Video von zerschossenem russischen Konvoi

Noch hält der ukrainische Widerstand. Zurzeit tobt schweres Feuergefecht an verschiedenen Stellen, unter anderem nördlich von Kiew. Videos zeigen, wie ein russischer Konvoi zerschossen wird. Der Soldat trägt dabei eine NLAW-Panzerabwehrrakete (Next Generation Light Anti-Tank Weapon).

Eine Schlüsselfrage für die Ukraine bei der Bewältigung der drei Probleme könnte der Zeitfaktor sein. Je länger der Widerstand anhält und die Ukraine die Eroberung Kiews und der restlichen Regionen durch Russland zurückhalten kann, desto schwieriger wird es für Russlands Präsidenten Wladimir Putin, den Krieg fortzusetzen. Bei anhaltenden Verlusten droht ihm der Unmut der Bürger. 

Gunnar Heinsohn: "Putin will siegen, aber nicht kämpfen"

Hinzu kommt: Russland hat zwar eine Armee von hoher Kampfkraft, aber nur wenige junge Männer. Das Durchschnittsalter ist in den vergangenen Jahrzehnten permanent angestiegen. Wenn nun viele der wenigen jungen Männer fallen, droht Putin der “Zorn der Mütter”. Putin “hätte Mütter und Witwen vor dem Kreml”, meint der Wirtschaftswissenschaftler Gunnar Heinsohn in einem  Artikel für das Flossbach von Storch Research Institute. Heinsohn hat am Nato Defense College das Fach der Kriegsdemografie eingeführt und bis 2020 gelehrt.

“Selbst unter dem Kommunismus – im Afghanistankrieg von 1979 bis 1989 – hatten die Frauen keine Angst, gegen das Sterben von am Ende 13.000 Mann zu protestieren”, sagt Heinsohn. Seine These: “Putin will siegen, aber nicht kämpfen”

Selenskyj ruft alle freiwilligen Kämpfer auf, in die Ukraine zu kommen

Der ukrainische Präsident Wolodymyr Selenskyj ist sich dessen offensichtlich bewusst. Er hat mittlerweile öffentlich jeden, der bei der Verteidigung der Ukraine helfen will, aufgerufen, in das Land zu gehen, dort werde er Waffen erhalten. Selenskyj hofft auf breite Solidarität mit der Ukraine. Immerhin hat sich der Kreml mit seinen Kriegen in den vergangenen Jahrzehnten bei mehreren Völkern nicht nur “beliebt” gemacht – höflich formuliert. Aus Solidarität mit der Ukraine und aus Rache an Putin könnten sich Angehörige anderer Völker am Kampf gegen die russische Armee beteiligen.

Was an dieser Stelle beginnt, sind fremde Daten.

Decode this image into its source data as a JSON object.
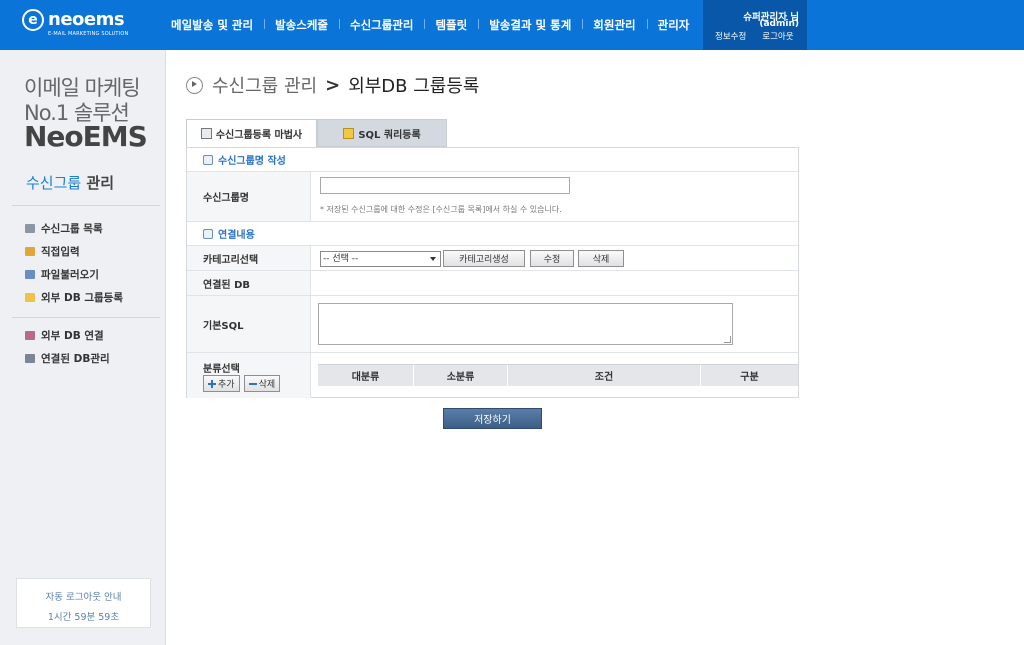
{
  "header": {
    "logo_text": "neoems",
    "logo_subtitle": "E-MAIL MARKETING SOLUTION",
    "nav": [
      "메일발송 및 관리",
      "발송스케줄",
      "수신그룹관리",
      "템플릿",
      "발송결과 및 통계",
      "회원관리",
      "관리자"
    ],
    "user_name": "슈퍼관리자 님",
    "user_id": "(admin)",
    "edit_info_label": "정보수정",
    "logout_label": "로그아웃"
  },
  "sidebar": {
    "tagline_1": "이메일 마케팅",
    "tagline_2": "No.1 솔루션",
    "brand": "NeoEMS",
    "section_blue": "수신그룹",
    "section_dark": " 관리",
    "menu_group_1": [
      {
        "label": "수신그룹 목록",
        "icon": "list-icon"
      },
      {
        "label": "직접입력",
        "icon": "pencil-icon"
      },
      {
        "label": "파일불러오기",
        "icon": "users-icon"
      },
      {
        "label": "외부 DB 그룹등록",
        "icon": "folder-icon"
      }
    ],
    "menu_group_2": [
      {
        "label": "외부 DB 연결",
        "icon": "database-icon"
      },
      {
        "label": "연결된 DB관리",
        "icon": "database-link-icon"
      }
    ],
    "autologout_title": "자동 로그아웃 안내",
    "autologout_time": "1시간 59분 59초"
  },
  "breadcrumb": {
    "parent": "수신그룹 관리",
    "separator": ">",
    "current": "외부DB 그룹등록"
  },
  "tabs": {
    "wizard": "수신그룹등록 마법사",
    "sql": "SQL 쿼리등록"
  },
  "form": {
    "section_name_title": "수신그룹명 작성",
    "group_name_label": "수신그룹명",
    "group_name_value": "",
    "group_name_hint": "* 저장된 수신그룹에 대한 수정은 [수신그룹 목록]에서 하실 수 있습니다.",
    "section_link_title": "연결내용",
    "category_label": "카테고리선택",
    "category_selected": "-- 선택 --",
    "category_create_button": "카테고리생성",
    "category_edit_button": "수정",
    "category_delete_button": "삭제",
    "linked_db_label": "연결된 DB",
    "linked_db_value": "",
    "base_sql_label": "기본SQL",
    "base_sql_value": "",
    "classification_label": "분류선택",
    "add_button": "추가",
    "delete_button": "삭제",
    "classification_columns": [
      "대분류",
      "소분류",
      "조건",
      "구분"
    ]
  },
  "save_button": "저장하기",
  "colors": {
    "topbar": "#0a74d8",
    "userbox": "#0857a8",
    "accent": "#2a74c8",
    "save": "#4a6d96"
  }
}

Je länger der Krieg anhält, desto besser für die Ukraine. Das weiß auch Präsident Selenskyj (Bild)getty

Putin schickt 10.000 tschetschnische Truppen in die Ukraine

Aber auch Putins “Friedenstruppen” ruhen nicht. Etwa 10.000 tschetschenische Truppen der Russischen Nationalgarde sollen auf persönlichen Befehl von Tschetscheniens Präsidenten Ramsan Achmatowitsch Kadyrow in die Ukraine verlegt werden sein. Kadyrow herrscht seit 2007 wie ein Diktator in der Teilrepublik Tschetschenien. Er gilt als treuer Vasall Putins.

Zwischen der Ukraine und Russland bahnt sich ein harter, verlustreicher Kampf an.